Let's get a sample of 3 articles. We'll define a function to make this process faster:

In [18]:
def output_article(row_article):
    print('Actual Category: %s' %(row_article['Category']))
    print('Predicted Category: %s' %(row_article['Category_Predicted']))
    print('-------------------------------------------')
    print('Text: ')
    print('%s' %(row_article['Content']))

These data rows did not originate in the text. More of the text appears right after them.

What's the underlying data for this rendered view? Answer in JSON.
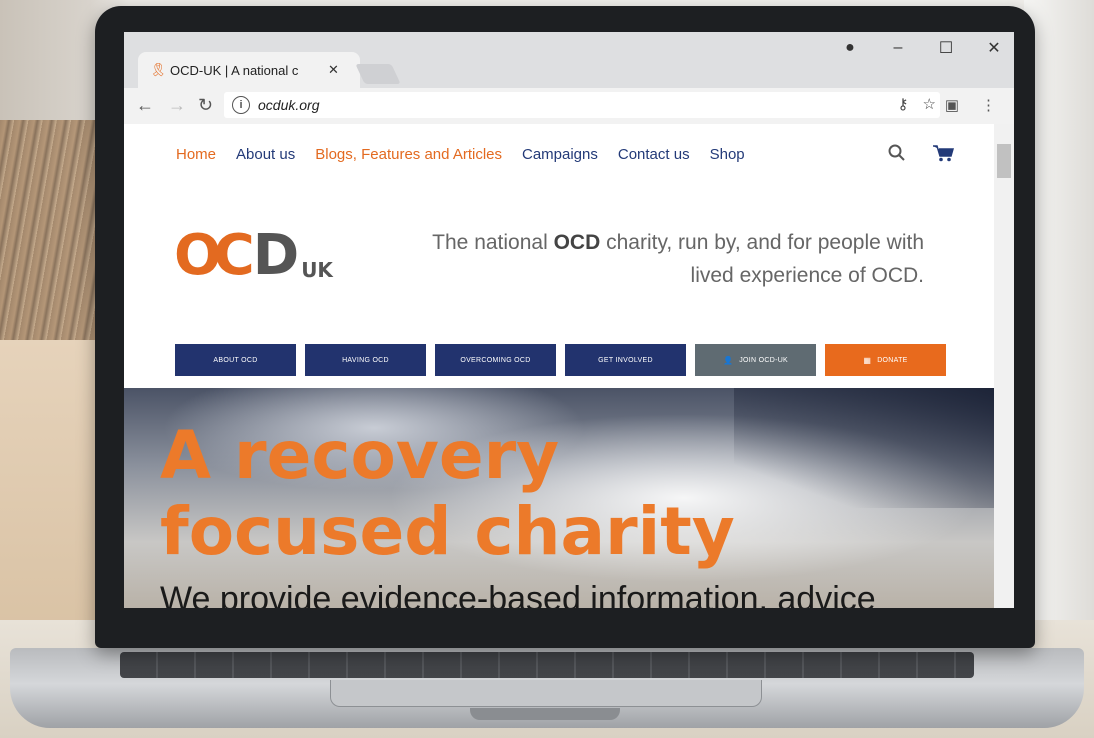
{
  "browser": {
    "tab_title": "OCD-UK | A national  c",
    "tab_close": "✕",
    "url": "ocduk.org",
    "window_controls": [
      "●",
      "–",
      "☐",
      "✕"
    ]
  },
  "site": {
    "nav": [
      {
        "label": "Home",
        "color": "orange"
      },
      {
        "label": "About us",
        "color": "blue"
      },
      {
        "label": "Blogs, Features and Articles",
        "color": "orange"
      },
      {
        "label": "Campaigns",
        "color": "blue"
      },
      {
        "label": "Contact us",
        "color": "blue"
      },
      {
        "label": "Shop",
        "color": "blue"
      }
    ],
    "logo": {
      "oc": "OC",
      "d": "D",
      "uk": "UK"
    },
    "tagline_pre": "The national ",
    "tagline_bold": "OCD",
    "tagline_post": " charity, run by, and for people with lived experience of OCD.",
    "buttons": {
      "about_ocd": "ABOUT OCD",
      "having_ocd": "HAVING OCD",
      "overcoming_ocd": "OVERCOMING OCD",
      "get_involved": "GET INVOLVED",
      "join": "JOIN OCD-UK",
      "donate": "DONATE"
    },
    "hero": {
      "title_line1": "A recovery",
      "title_line2": "focused charity",
      "subtitle": "We provide evidence-based information, advice"
    }
  },
  "colors": {
    "brand_orange": "#e36a20",
    "brand_navy": "#22336e",
    "join_grey": "#5f6b72"
  }
}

We'll get three random numbers from the indexes:

In [19]:
random.seed(8)
list_samples = random.sample(list(df_misclassified.index), 3)
list_samples

[127, 194, 141]

First case:

In [20]:
output_article(df_misclassified.loc[list_samples[0]])

Actual Category: third
Predicted Category: second
-------------------------------------------
Text: 
  by  ,  atricia gosling and bart noordam are the authors of   ( ). gosling is a senior medical writer at novartis vaccines and diagnostics in germany and freelance science writer. noordam is a professor of physics at the  , the netherlands, and director  development and engineering at  . he has also worked for mckinsey and co. 5 september 2008 research in industry differs from academic research in several important ways. 25 july 2008 the key to doing well in your thesis defense is extensive preparation. 27 june 2008 if you aren't having regular, structured conversations with your ph.d. adviser, poor communication is probably holding you back. 23 may 2008 problem-solving and communication skills are important for those who aspire to careers advising the captains of industry. 2 may 2008 the values and culture of the nonprofit setting make it an exciting and rewarding career choice for so

Second case:

In [21]:
output_article(df_misclassified.loc[list_samples[1]])

Actual Category: second
Predicted Category: third
-------------------------------------------
Text: 
  by      our new discovery has implications for breast cancer therapy. who funds you, the national cancer institute (nci)? nope: the u.s. army. you've just developed a swift-growing tree that drinks up metals in the soil as if they were lemonade in july, and it could be the next killer app for cleaning up superfund sites. who cut the r&d checks, the environmental protection agency (epa)? uh-uh: the u.s. air force. a new airborne chemical sensor: epa? the department of energy? homeland security? no: it owes its existence to the small business administration (sba).  why be normal? securing funding is difficult, time-consuming, and unpredictable, especially in an election year. who knows how next year's president's policies will impact the budgets of the national institutes of health (nih), the national science foundation (nsf), and other stalwarts of scientific funding? the outlook right

Third case:

In [22]:
output_article(df_misclassified.loc[list_samples[2]])

Actual Category: second
Predicted Category: third
-------------------------------------------
Text: 
  by      ara is 2 years into her first postdoc, and she has begun to give some serious thought to the next step in her career. although she is concerned about starting a family and is apprehensive about diving into the publish-or-perish, grant-intensive faculty cycle, she hasn't really considered any option other than applying for academic positions. during her many late nights in the lab she takes time to read the back pages of major science journals and scans online career sites. she visits the job board and tries to talk to pi's at the one major meeting that she attends each year.  despite the generally glum articles about academic careers for scientists, she tells herself that she'll be able to find something. "after all," she thinks, "gary in the next lab got a faculty position, and his cv wasn't much better than mine." but even though she hasn't started applying for jobs, sara ha

We can see that in all cases the category is not 100% clear, since these articles contain concepts of both categories. These errors will always happen and we are not looking forward to be 100% accurate on them.